We’ve suggested three constraints in recent posts, La Guagua, the Punkwatrain, and the Myriorama; now we’d like to share some of the results we’ve received for the first two. The Myriorama has four sections to it now, and we’ll hope for a few more before we post that too.
This post’s featured writher is, as so often before, Erik Schurink FWS. His Guagua features the boroughs of New York. (A Guagua, you will remember, is a text in which the last sound of a word is repeated as the first sound of the next word: La Antigua Guatemala was the prototype. Short phrases invariably spoken as a unit, such as Staten Island or "tunnel vision," count as one word.)
New York orchestra
Manhattan tunnel-vision shuns unseen scenery
reaping ingrown ownership
Staten Island endolithic Icarus
usurping kingdom dominant anteroom
The Bronx unction, unsettling lingo gospel
pulses Española, La Habana, Nanjing Yankees
Queensborough’s Rosetta Stone astounds
Brooklyn lineages gestate States-wide ideologues
blogging ingeniously liberal role-models Dullsville vilifies
One was holding one’s breath to see how Erik would handle “The Bronx,” and I think you’ll agree that his solution is brilliant. “Bronx unction” has to be extreme.
The Punkwatrain, adapted from Robert Rapilly’s invention (in French), “le katrainbour,” is a quatrain that expands a single line which is a homophonic version (pun) of a name.
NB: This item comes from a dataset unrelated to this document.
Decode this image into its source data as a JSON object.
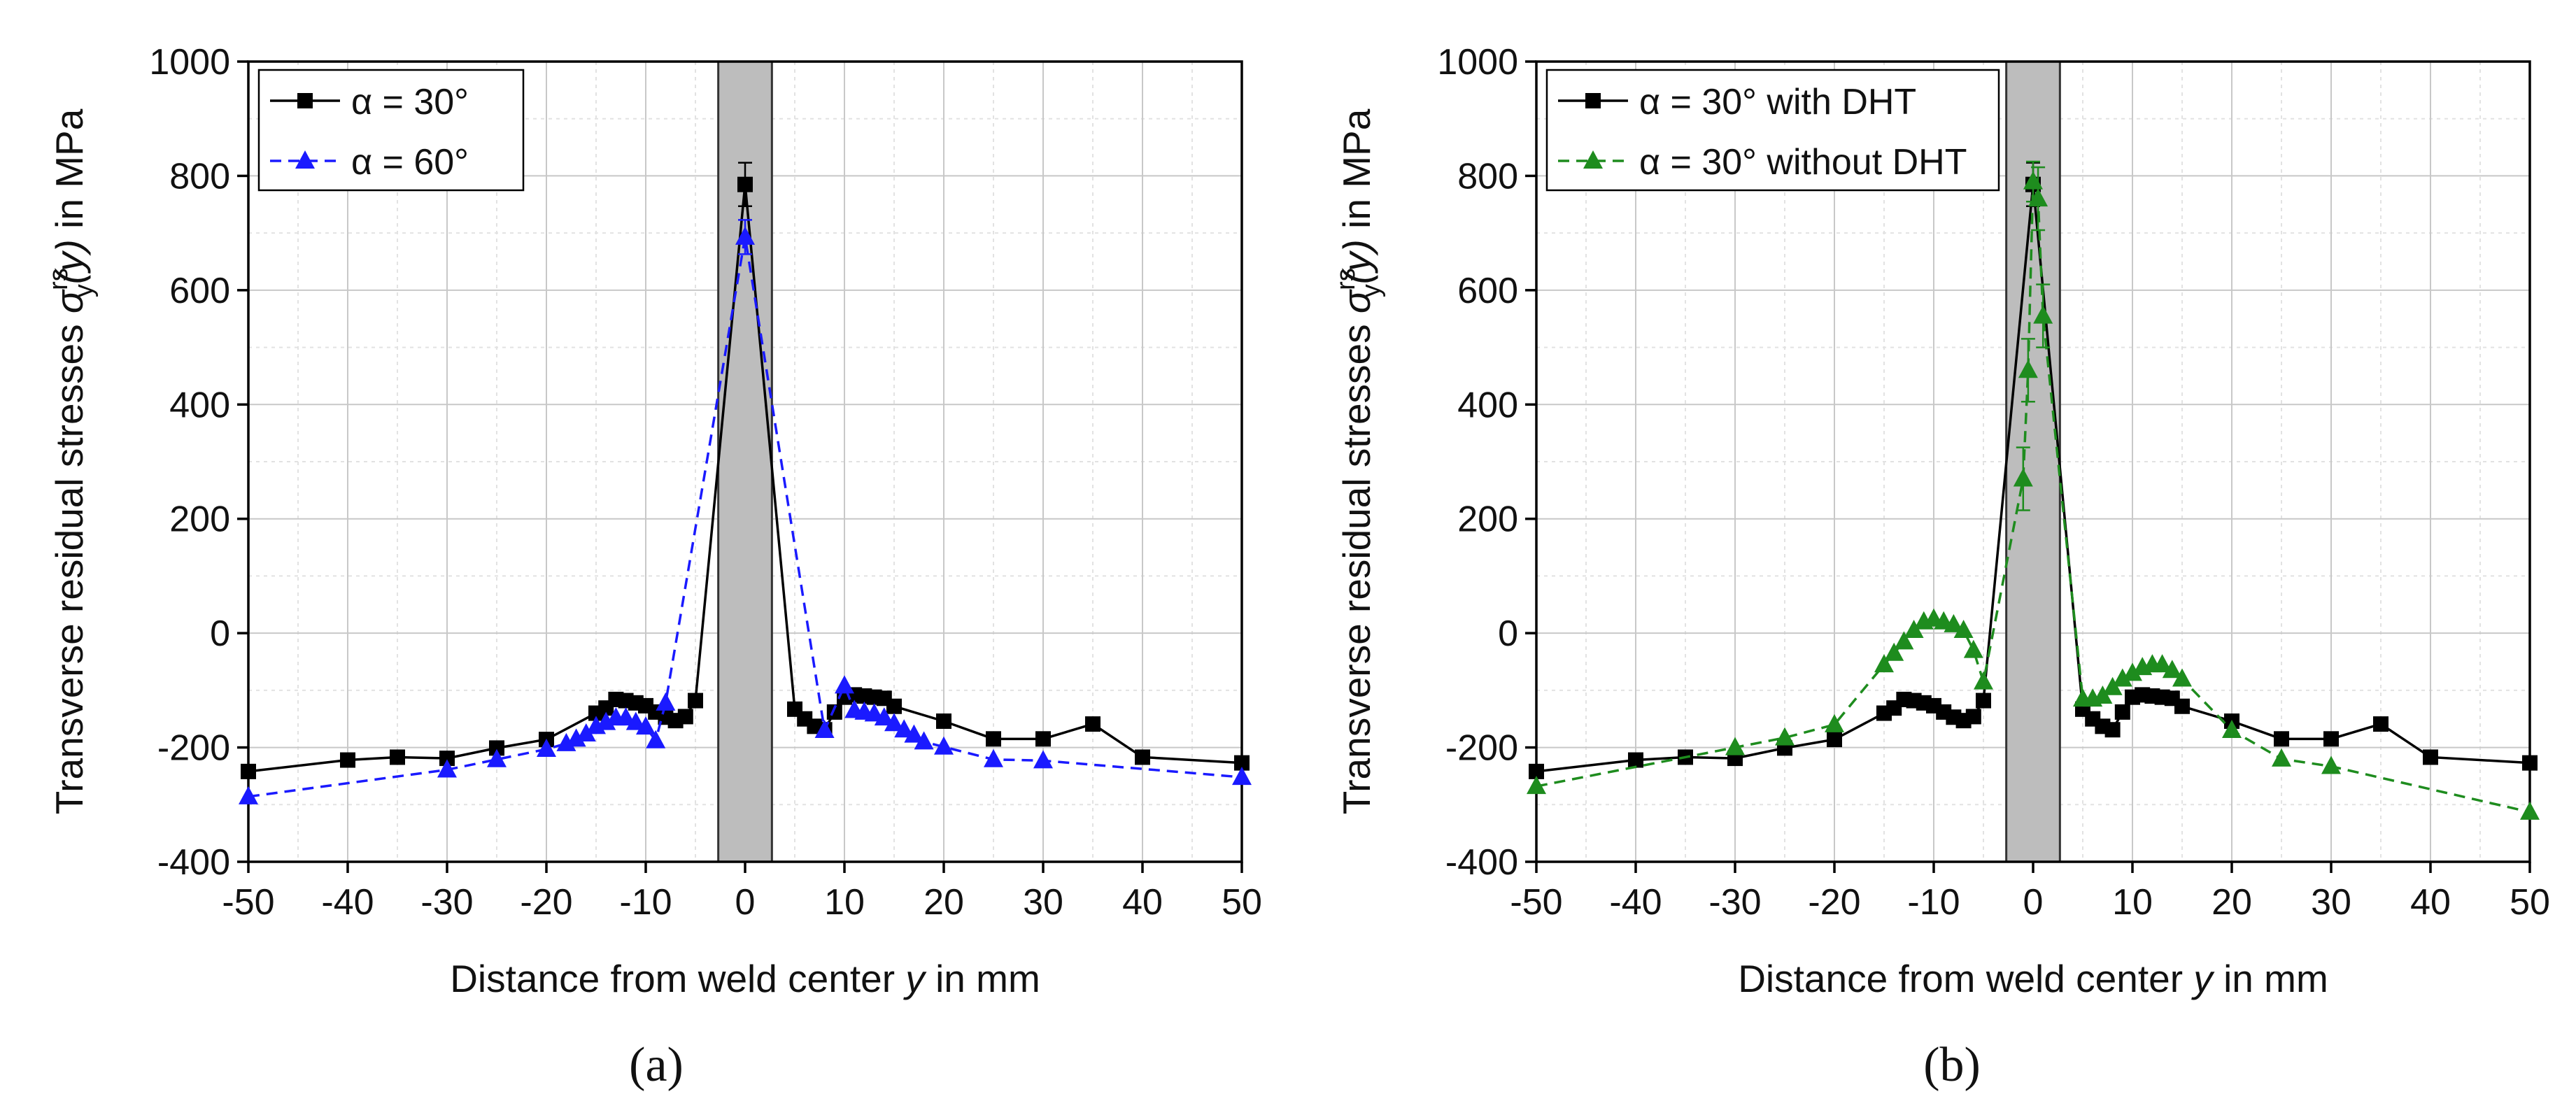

I proposed “Gowanus Canal” as the name; so then the first stage of composition involves creating a line that sounds quite like “Gowanus Canal,” the second to create a quatrain that leads up to that line and that refers in some way to the Gowanus Canal. This was Erik’s first shot:
Punxsutawney Phil
Emptied himself from his hole
And said upon smelling Brooklyn’s spill
“Go one ass, come all”
Punxsutawney Phil is the groundhog whose response to his own shadow, on Groundhog Day, determines the duration of winter. Punxsutawney, besides being the name of a place in Pennsylvania where this observation takes place [I think], puns pleasantly on the first half of punkwatrain. Those not living near the Gowanus Canal may need to be reminded that it usually is emitting distinctively disagreeable smells.
In this next punkwatrain Erik adds on a second constraint by limiting himself to words from a poem by Galway Kinnell:
Remember the bud, the hand, the earthen snout, the fodder
and slops, and spine, and the spiritual curl of the tail
of the sow; and the saint, Maud and Fergus, and their mother—
wife of the long, perfect loveliness Galway S. Kinnell.
I’m ashamed to say that when I first read this, I didn’t see that “Galway S. Kinnell” is homophonic with Gowanus Canal. (The poet does not have or use that middle initial.) I loved the poem, more interesting, to my taste, than most of Kinnell’s own. But the quatrain did not allude to the Gowanus Canal. I wrote Erik about this, and he carried out this second version:
the long, perfect loveliness of Gowanus Canal
when your sewer smells like hogs in hell
think of it as the Sow, blessed by a Saint,
mirror it as thy Self, rich with constraint,
advises poet Galway S. Kinnell
Yes, that is about what Kinnell would say about the Gowanus, I think.
Finally I received from Robert Rapilly himself, a katrainbour in French:
Pour nettoyer son canoë
sous un déluge de nitrates,
le plus sûr conseil qu'a Noé
vient du livre aux Ours Écarlates.
Tome lave Arche
“To wash down your canoe,/ beneath a downpour of nitrates,/ the best advice that Noah has/ comes from the book The Crimson Bears.
“Tome washes Ark.”
The Crimson Bears was the first book I wrote, and "tome lave Arche" is my own name pronounced with French inflections (maybe a little Yiddish also). Highly gratifying; I feel as if I have been inducted into the Legion of On Oar, the galley-slaves of constrained writing. I wrote back with the following punkwatrain on "Robert Rapilly" (Rapilly runs a website called Zazie mode d’emploi, and he constributes regularly to a publication called Archimède, as well as to Drunken Boat, to which I did not allude.) To make things even more like galley-slaving, each line is an anagram of the others. That made rhyming impossible, of course.
Zazie can fish her jokes from any modern river,
jook1-dance hazy if-mazes, never in mirror — fresh —
jazz Archimedes’ kin free from sorry nano-hive,
share fizzy Norman2-French over-jokes I admire.
“Robe air rapidly”
1. “Jook” (var. “juke”), de “jook joint,” avec la suggestion d’une forme de danse libre dans une espace contrainte. [“Jook joints” were small dance halls for African American laborers. Thus “jook” is being used to suggest free dance in a constrained space.]
2. Hommage à Queneau (et Breton) [both from Normandy].